Este estudo investigou o PNLD no período de 1995 a 2016, visando a identificar os interesses que os regulam. A investigação partiu desta questão: o PNLD atende a interesses exclusivamente educacionais ou a interesses econômicos e mesmo ideológicos? O objetivo geral foi analisar o papel do Estado, das organizações da sociedade civil e das editoras no PNLD. Os objetivos específicos incluem: estabelecer um panorama histórico para evidenciar a longevidade dessa política; analisar o programa no período da redemocratização, com ênfase nos governos de Fernando Henrique Cardoso, Luiz Inácio Lula da Silva e Dilma Rousseff; e analisar o funcionamento do PNLD como estrutura burocrática e sua abertura à participação da sociedade civil e do mercado editorial.
Como pesquisa dialética, o estudo apoiou-se em referenciais teórico-conceituais do filósofo político italiano Antonio Gramsci, tais como as categorias de Estado ampliado, de hegemonia e de sociedade civil. Gramsci ajuda a compreender como os consensos políticos e sociais são construídos, por intermédio do agir social de diversos atores da sociedade civil, de grupos de intelectuais e de agentes econômicos. Tais consensos são hegemônicos ao ponto de se tornarem quase que inquestionáveis, pairando acima dos debates sobre o tema e até constituindo premissas inafastáveis destes. Isso é o que ocorre com o livro didático no Brasil, especialmente no período da redemocratização após a ditadura militar. Questiona-se o seu conteúdo e sua forma, mas não o livro em si, não a sua validade como instrumento pedagógico eficaz em sala de aula.
De um modo geral, a legitimação hegemônica do livro didático ocorre por meio do argumento de que ele seria um instrumento de garantia de democratização educacional, na medida em que fornece ao estudante infantil ou jovem um primeiro livro capaz de orientar o seu aprendizado em meio a um sistema educacional precário e sem outros recursos pedagógicos. No entanto, a pesquisa constatou a participação relevante do Estado na receita das editoras com a compra de livros didáticos. Tal constatação aponta para uma outra razão oculta sob o argumento da democratização
do ensino, a de que o livro didático garante uma indispensável receita às grandes companhias editoriais que, por longo tempo, sobrevivem graças aos gastos estatais com a compra anual de livros didáticos. Além disso, constatou-se um processo de oligopolização do mercado editorial brasileiro, na medida em que um pequeno grupo de grandes empresas editoriais, nacionais e até estrangeiras fornece recorrentemente livros didáticos, deixando pouca margem para a participação de pequenas companhias editoriais. Também se verificou que embora o Estado tenha dado abertura à sociedade civil, a participação desta não a fortaleceu, porque o processo de escolha e aquisição de livros didáticos é fortemente pautado pela burocracia estatal, em especial pelo Ministério da Educação.
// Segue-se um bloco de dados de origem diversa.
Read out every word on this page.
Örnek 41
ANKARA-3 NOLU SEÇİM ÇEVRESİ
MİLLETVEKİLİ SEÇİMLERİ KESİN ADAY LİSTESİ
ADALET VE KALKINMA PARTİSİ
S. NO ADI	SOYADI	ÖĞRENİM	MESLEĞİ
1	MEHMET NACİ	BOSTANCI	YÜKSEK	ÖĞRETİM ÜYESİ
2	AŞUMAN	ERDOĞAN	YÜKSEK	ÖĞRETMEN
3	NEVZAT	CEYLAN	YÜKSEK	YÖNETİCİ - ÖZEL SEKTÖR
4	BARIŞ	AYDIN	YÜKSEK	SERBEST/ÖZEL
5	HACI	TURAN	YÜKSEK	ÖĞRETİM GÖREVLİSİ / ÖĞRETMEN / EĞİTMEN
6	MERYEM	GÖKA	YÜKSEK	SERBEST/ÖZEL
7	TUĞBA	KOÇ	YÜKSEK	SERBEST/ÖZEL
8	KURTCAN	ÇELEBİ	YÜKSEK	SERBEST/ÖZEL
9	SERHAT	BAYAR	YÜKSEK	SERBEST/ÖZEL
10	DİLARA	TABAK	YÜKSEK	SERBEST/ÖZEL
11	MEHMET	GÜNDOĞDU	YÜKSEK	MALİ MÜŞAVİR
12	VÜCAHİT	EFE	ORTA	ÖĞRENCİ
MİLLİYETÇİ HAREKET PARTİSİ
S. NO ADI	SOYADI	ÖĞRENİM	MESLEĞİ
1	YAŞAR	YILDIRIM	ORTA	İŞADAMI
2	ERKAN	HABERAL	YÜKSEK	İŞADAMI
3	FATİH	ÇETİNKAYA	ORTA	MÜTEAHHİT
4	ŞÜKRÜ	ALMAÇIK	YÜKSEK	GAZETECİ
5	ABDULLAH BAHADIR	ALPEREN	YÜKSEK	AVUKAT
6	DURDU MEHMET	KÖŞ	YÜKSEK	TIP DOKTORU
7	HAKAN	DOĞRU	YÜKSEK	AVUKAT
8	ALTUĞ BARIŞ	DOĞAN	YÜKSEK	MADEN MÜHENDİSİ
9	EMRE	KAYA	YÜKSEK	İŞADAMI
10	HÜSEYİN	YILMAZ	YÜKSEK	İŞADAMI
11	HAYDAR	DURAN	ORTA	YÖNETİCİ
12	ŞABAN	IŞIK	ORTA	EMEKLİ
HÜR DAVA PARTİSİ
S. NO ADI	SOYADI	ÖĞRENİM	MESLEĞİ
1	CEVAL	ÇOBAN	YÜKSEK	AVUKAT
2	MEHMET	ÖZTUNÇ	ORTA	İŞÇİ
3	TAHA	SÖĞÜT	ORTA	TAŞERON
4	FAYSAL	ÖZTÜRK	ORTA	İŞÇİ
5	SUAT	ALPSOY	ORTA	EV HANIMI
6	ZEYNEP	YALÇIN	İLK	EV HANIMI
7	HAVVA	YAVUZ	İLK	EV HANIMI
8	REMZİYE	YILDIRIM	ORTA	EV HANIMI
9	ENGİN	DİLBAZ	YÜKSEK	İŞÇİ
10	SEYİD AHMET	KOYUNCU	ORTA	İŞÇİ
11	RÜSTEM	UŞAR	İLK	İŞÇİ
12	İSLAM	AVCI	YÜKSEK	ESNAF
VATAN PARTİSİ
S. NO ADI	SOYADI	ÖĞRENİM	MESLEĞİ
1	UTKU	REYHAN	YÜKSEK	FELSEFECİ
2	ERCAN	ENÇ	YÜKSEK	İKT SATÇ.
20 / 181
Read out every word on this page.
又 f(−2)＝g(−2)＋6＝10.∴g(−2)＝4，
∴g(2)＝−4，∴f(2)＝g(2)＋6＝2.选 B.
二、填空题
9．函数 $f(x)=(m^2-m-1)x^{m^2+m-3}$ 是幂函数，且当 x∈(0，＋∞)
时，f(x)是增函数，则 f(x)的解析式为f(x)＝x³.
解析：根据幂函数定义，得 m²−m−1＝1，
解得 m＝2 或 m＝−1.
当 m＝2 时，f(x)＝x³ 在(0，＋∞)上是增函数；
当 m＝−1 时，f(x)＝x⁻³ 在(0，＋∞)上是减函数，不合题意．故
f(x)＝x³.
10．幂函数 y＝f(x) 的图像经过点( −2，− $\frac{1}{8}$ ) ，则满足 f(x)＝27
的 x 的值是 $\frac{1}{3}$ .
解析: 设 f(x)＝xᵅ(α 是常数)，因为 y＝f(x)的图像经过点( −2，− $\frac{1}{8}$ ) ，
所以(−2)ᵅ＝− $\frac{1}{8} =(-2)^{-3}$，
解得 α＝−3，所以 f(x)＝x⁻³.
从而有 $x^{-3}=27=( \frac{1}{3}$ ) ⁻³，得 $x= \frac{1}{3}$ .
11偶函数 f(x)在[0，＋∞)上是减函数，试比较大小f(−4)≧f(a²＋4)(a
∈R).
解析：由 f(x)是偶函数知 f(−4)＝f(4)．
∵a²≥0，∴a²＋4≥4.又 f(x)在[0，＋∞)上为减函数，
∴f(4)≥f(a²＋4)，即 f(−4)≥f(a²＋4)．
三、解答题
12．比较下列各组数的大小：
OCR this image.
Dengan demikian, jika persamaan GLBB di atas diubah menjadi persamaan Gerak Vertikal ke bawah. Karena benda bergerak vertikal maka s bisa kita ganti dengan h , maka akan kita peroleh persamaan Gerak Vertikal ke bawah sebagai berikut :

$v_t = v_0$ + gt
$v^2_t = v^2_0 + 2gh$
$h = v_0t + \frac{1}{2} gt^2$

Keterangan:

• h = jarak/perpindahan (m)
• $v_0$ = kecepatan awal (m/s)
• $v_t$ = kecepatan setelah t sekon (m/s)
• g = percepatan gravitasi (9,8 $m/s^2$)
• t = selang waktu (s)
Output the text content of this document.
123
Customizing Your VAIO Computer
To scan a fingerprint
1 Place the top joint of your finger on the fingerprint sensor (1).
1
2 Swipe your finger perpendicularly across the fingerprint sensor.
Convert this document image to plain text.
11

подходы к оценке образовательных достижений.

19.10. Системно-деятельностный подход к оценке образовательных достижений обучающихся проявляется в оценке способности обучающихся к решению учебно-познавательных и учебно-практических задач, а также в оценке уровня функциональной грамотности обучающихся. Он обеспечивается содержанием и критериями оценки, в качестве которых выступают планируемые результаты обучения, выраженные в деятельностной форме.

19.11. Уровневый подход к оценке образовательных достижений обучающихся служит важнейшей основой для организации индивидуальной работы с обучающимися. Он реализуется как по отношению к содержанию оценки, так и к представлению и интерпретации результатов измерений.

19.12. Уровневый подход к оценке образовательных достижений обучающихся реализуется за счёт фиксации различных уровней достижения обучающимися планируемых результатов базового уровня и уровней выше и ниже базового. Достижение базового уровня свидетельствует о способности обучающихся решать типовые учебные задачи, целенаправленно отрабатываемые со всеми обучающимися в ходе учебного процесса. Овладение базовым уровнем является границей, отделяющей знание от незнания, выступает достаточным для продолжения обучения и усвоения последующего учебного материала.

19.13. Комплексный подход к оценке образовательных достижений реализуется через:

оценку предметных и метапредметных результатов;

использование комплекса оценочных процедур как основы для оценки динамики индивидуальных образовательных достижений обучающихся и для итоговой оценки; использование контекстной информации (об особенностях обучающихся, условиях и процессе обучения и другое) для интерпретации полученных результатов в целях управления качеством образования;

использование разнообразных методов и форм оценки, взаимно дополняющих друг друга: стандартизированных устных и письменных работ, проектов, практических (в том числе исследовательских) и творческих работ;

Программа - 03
Em síntese, constatou-se que a construção do consenso hegemônico em torno do livro didático envolve outros aspectos que não os puramente educacionais. Interesses econômicos e ideológicos reforçaram, ao longo da história do PNLD, a ideia de que a compra de livros didáticos é necessária e imprescindível para a política educacional do país. Trata-se, propriamente, de um consenso fabricado e artificial que envolveu a participação de atores estatais, da sociedade civil e de agentes do mercado editorial. Tais constatações suscitam a reflexão sobre a perenidade do PNLD como política educacional favorável a interesses diversos que não necessariamente os da educação.